Little Homes als Safe Places

Kleine Bleiben für wohnungslose Menschen

»Hey Ecki, wie geht’s dir?« Ich schaue zur Seite und sehe Florian grinsend an eine Mauer gelehnt. Wir kennen uns schon Jahre. Florian ist Straßensozialarbeiter und hatte damals frisch nach dem Studium als absoluter Grünschnabel bei uns im Kiez angefangen zu arbeiten.
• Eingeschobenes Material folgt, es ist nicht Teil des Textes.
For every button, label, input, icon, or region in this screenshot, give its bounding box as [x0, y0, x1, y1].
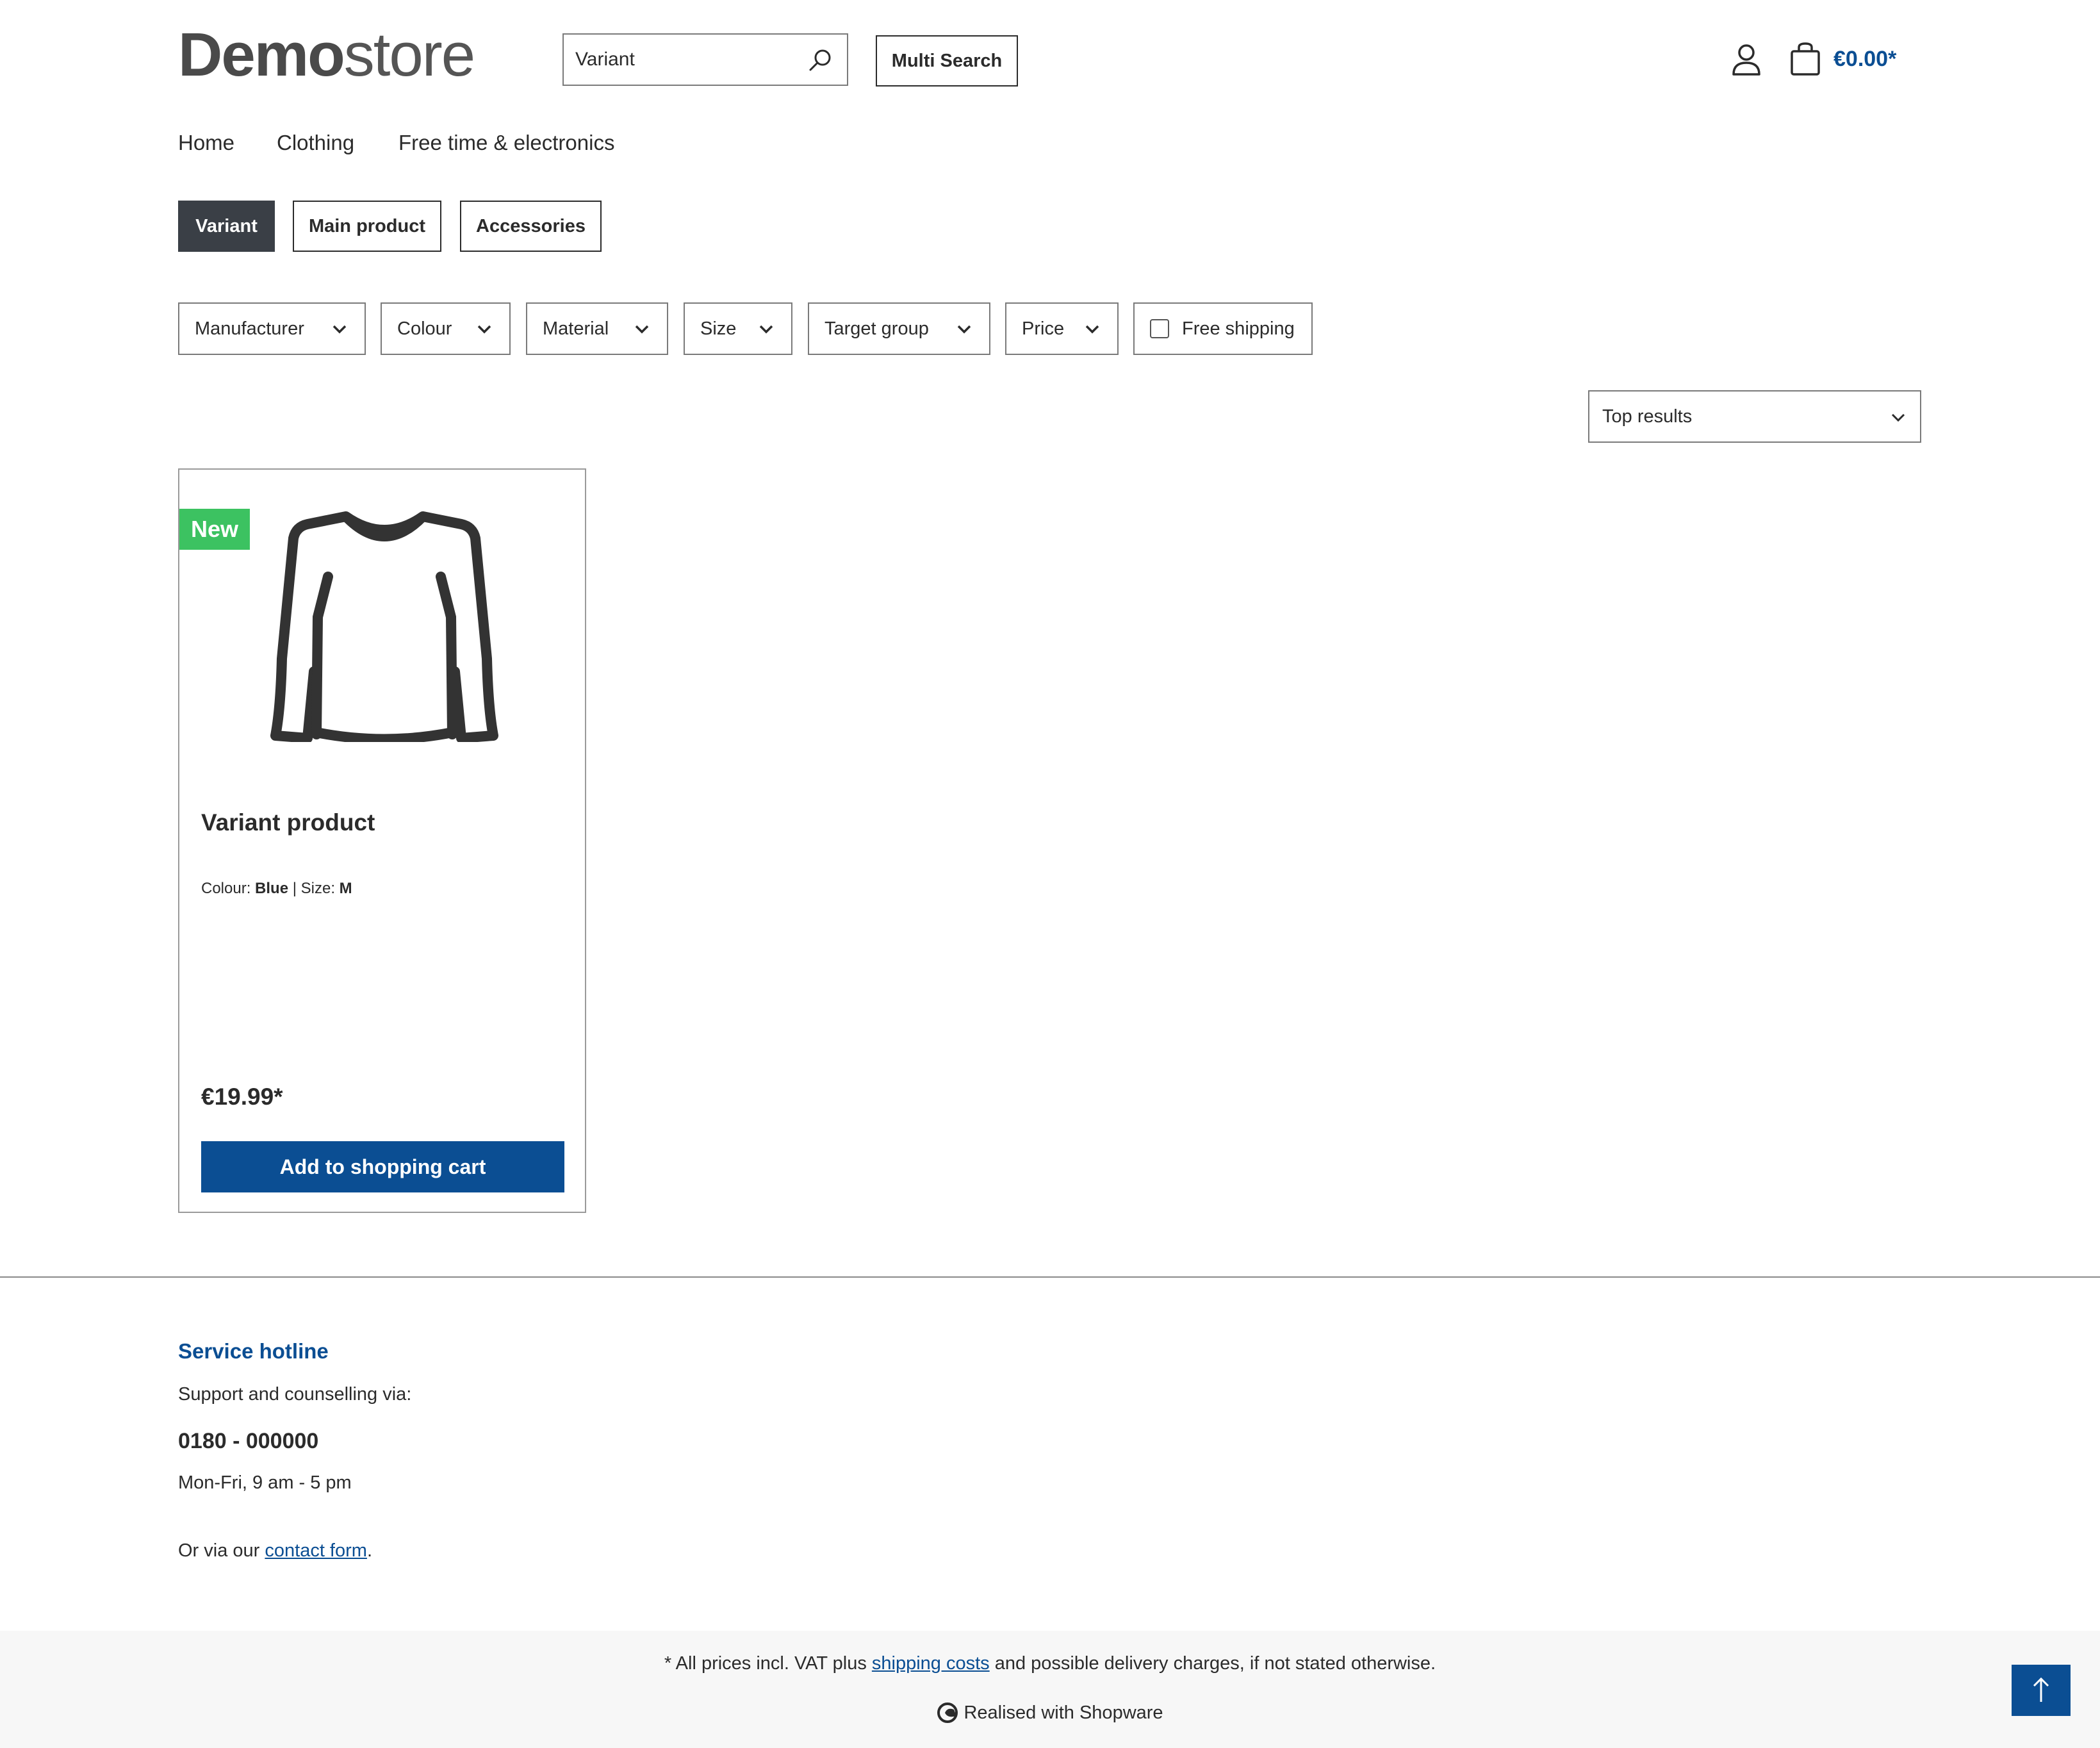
vat-suffix: and possible delivery charges, if not st… [989, 1653, 1436, 1674]
tab-variant[interactable]: Variant [178, 201, 275, 252]
logo-light-text: store [343, 21, 475, 89]
filter-size[interactable]: Size [684, 302, 792, 355]
service-hotline-title: Service hotline [178, 1339, 329, 1363]
long-sleeve-shirt-icon[interactable] [269, 505, 500, 742]
filter-manufacturer[interactable]: Manufacturer [178, 302, 366, 355]
nav-item-clothing[interactable]: Clothing [277, 128, 354, 158]
filter-price[interactable]: Price [1005, 302, 1119, 355]
search-input[interactable] [575, 35, 800, 85]
shopping-bag-icon[interactable] [1789, 41, 1822, 77]
chevron-down-icon [332, 325, 347, 334]
service-contact-text: Or via our contact form. [178, 1540, 372, 1562]
service-hours: Mon-Fri, 9 am - 5 pm [178, 1472, 352, 1493]
free-shipping-checkbox[interactable] [1150, 319, 1169, 338]
shopware-icon [937, 1703, 958, 1723]
nav-item-home[interactable]: Home [178, 128, 234, 158]
cart-total[interactable]: €0.00* [1833, 44, 1896, 74]
chevron-down-icon [1891, 413, 1905, 422]
filter-target-group[interactable]: Target group [808, 302, 990, 355]
variant-colour-value: Blue [255, 880, 289, 897]
chevron-down-icon [635, 325, 649, 334]
variant-separator: | [292, 880, 297, 897]
variant-size-value: M [339, 880, 352, 897]
variant-size-label: Size: [300, 880, 335, 897]
filter-label: Free shipping [1182, 318, 1295, 339]
contact-prefix: Or via our [178, 1540, 265, 1561]
store-logo[interactable]: Demo store [178, 21, 475, 89]
new-badge: New [179, 509, 250, 550]
service-hotline-text: Support and counselling via: [178, 1384, 412, 1405]
nav-item-free-time-electronics[interactable]: Free time & electronics [398, 128, 614, 158]
chevron-down-icon [1085, 325, 1099, 334]
shipping-costs-link[interactable]: shipping costs [872, 1653, 990, 1674]
footer-bottom-bar [0, 1631, 2100, 1748]
filter-label: Target group [824, 318, 929, 339]
service-phone-number[interactable]: 0180 - 000000 [178, 1429, 318, 1454]
footer-divider [0, 1276, 2100, 1278]
filter-label: Price [1022, 318, 1065, 339]
chevron-down-icon [957, 325, 971, 334]
vat-prefix: * All prices incl. VAT plus [664, 1653, 872, 1674]
product-name[interactable]: Variant product [201, 809, 375, 836]
product-card: New Variant product Colour: Blue | Size:… [178, 468, 586, 1213]
logo-bold-text: Demo [178, 21, 345, 89]
contact-form-link[interactable]: contact form [265, 1540, 367, 1561]
filter-label: Manufacturer [195, 318, 304, 339]
contact-suffix: . [366, 1540, 372, 1561]
multi-search-button[interactable]: Multi Search [876, 35, 1018, 87]
realised-text: Realised with Shopware [964, 1702, 1163, 1723]
sorting-select[interactable]: Top results [1588, 390, 1921, 443]
search-icon[interactable] [807, 47, 833, 73]
filter-material[interactable]: Material [526, 302, 668, 355]
search-field [562, 33, 848, 86]
add-to-cart-button[interactable]: Add to shopping cart [201, 1141, 564, 1192]
arrow-up-icon [2033, 1677, 2049, 1702]
chevron-down-icon [477, 325, 491, 334]
product-variant-info: Colour: Blue | Size: M [201, 880, 352, 898]
scroll-to-top-button[interactable] [2012, 1665, 2071, 1716]
variant-colour-label: Colour: [201, 880, 251, 897]
filter-label: Material [543, 318, 609, 339]
filter-label: Size [700, 318, 737, 339]
account-icon[interactable] [1730, 42, 1763, 77]
tab-main-product[interactable]: Main product [293, 201, 441, 252]
realised-with-shopware[interactable]: Realised with Shopware [0, 1702, 2100, 1724]
filter-colour[interactable]: Colour [381, 302, 511, 355]
sorting-selected-value: Top results [1602, 406, 1693, 427]
vat-notice: * All prices incl. VAT plus shipping cos… [0, 1653, 2100, 1674]
filter-label: Colour [397, 318, 452, 339]
product-price: €19.99* [201, 1084, 283, 1110]
tab-accessories[interactable]: Accessories [460, 201, 602, 252]
filter-free-shipping[interactable]: Free shipping [1133, 302, 1313, 355]
chevron-down-icon [759, 325, 773, 334]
Drei Quadratmeter Heim.      Foto: mg

Anfangs kam er ziemlich überheblich daher, meinte alles zu wissen und war sehr fix mit vorgefertigten Lösungen. Ihm ist nicht aufgefallen, wie bevormundend er dabei war. Ein paar Mal hat es ordentlich gerumpelt.
Eines Tages fand er mich bewusstlos und krampfend an meinem Stammplatz und alarmierte die Feuerwehr. Einen Tag später besuchte er mich in der Klinik, und wir haben lange geredet. Seitdem ist das gegenseitige Verständnis enorm gewachsen. Er ist da, wenn es brennt.
Flo war ganz aufgeregt und überschlug sich beim Erzählen. Der Bezirk führe ein neues Modellprojekt ein, um der Verantwortung wohnungsloser Menschen gegenüber gerechter zu werden. Es sollen im ganzen Bezirk dezentral mehrere »Safe Places« errichtet werden. Wohnungslose Menschen bekommen so die Chance, in sogenannten »Little Homes« zu wohnen und wettergeschützt eine Bleibe zu erhalten, mit dem Fernziel, eine eigene Wohnung zu beziehen. Drei Quadratmeter erst einmal.
Da ich aktuell keine Möglichkeit habe, irgendwo unterzukommen und ein kleiner abschließbarer Raum mit einer Kochmöglichkeit und Toiletten auf dem Gelände besser ist als bei Wind und Wetter draußen zu schlafen, werde ich aufmerksam. »Was muss man denn machen, um da ran zu kommen?«, frage ich zögerlich. Zu viele Hoffnungen wurden schon zerschlagen, jede weitere Ablehnung wiegt schwerer und schwerer. Man hat irgendwann keine Kraft mehr.
»Nun mach’s nicht so spannend und grins nicht so blöde!«, schnauzte ich zu Flo liebevoll los. »Is ja gut!« Er grinste immer noch. »Der Stadtrat für Soziales hat uns die Verantwortung der Bewohner­auswahl überlassen, und ich dachte direkt an dich. Was denkst du?« »Ich denke, dass heute Fortuna endlich auf meiner Seite steht. Wann geht’s los?«
Einen Tag später beziehe ich tatsächlich mein eigenes kleines Quartier. Es riecht noch nach frischem Holz, und alles ist ganz sauber. Es überkommt mich das Gefühl des Ankommens und auch des Umbruchs. Ich schließe hinter mir ab. Seit Jahren keine Privatsphäre gehabt zu haben, lässt die Stille in meiner Unterkunft gespenstisch wirken.
Die beiden anderen Häuschen stehen noch leer. Ich beziehe mein Bett und male mir vor dem Einschlafen aus, wie sich diese neue Wohngemeinschaft auf dem Platz zusammenfügen wird. Die eigene Wohnung scheint nicht mehr unendlich weit entfernt zu sein. In unendlicher Dankbarkeit zu Florian werden meine Augenlider schwerer, und der Schlaf legt sich wie eine warme Decke um meinen Körper.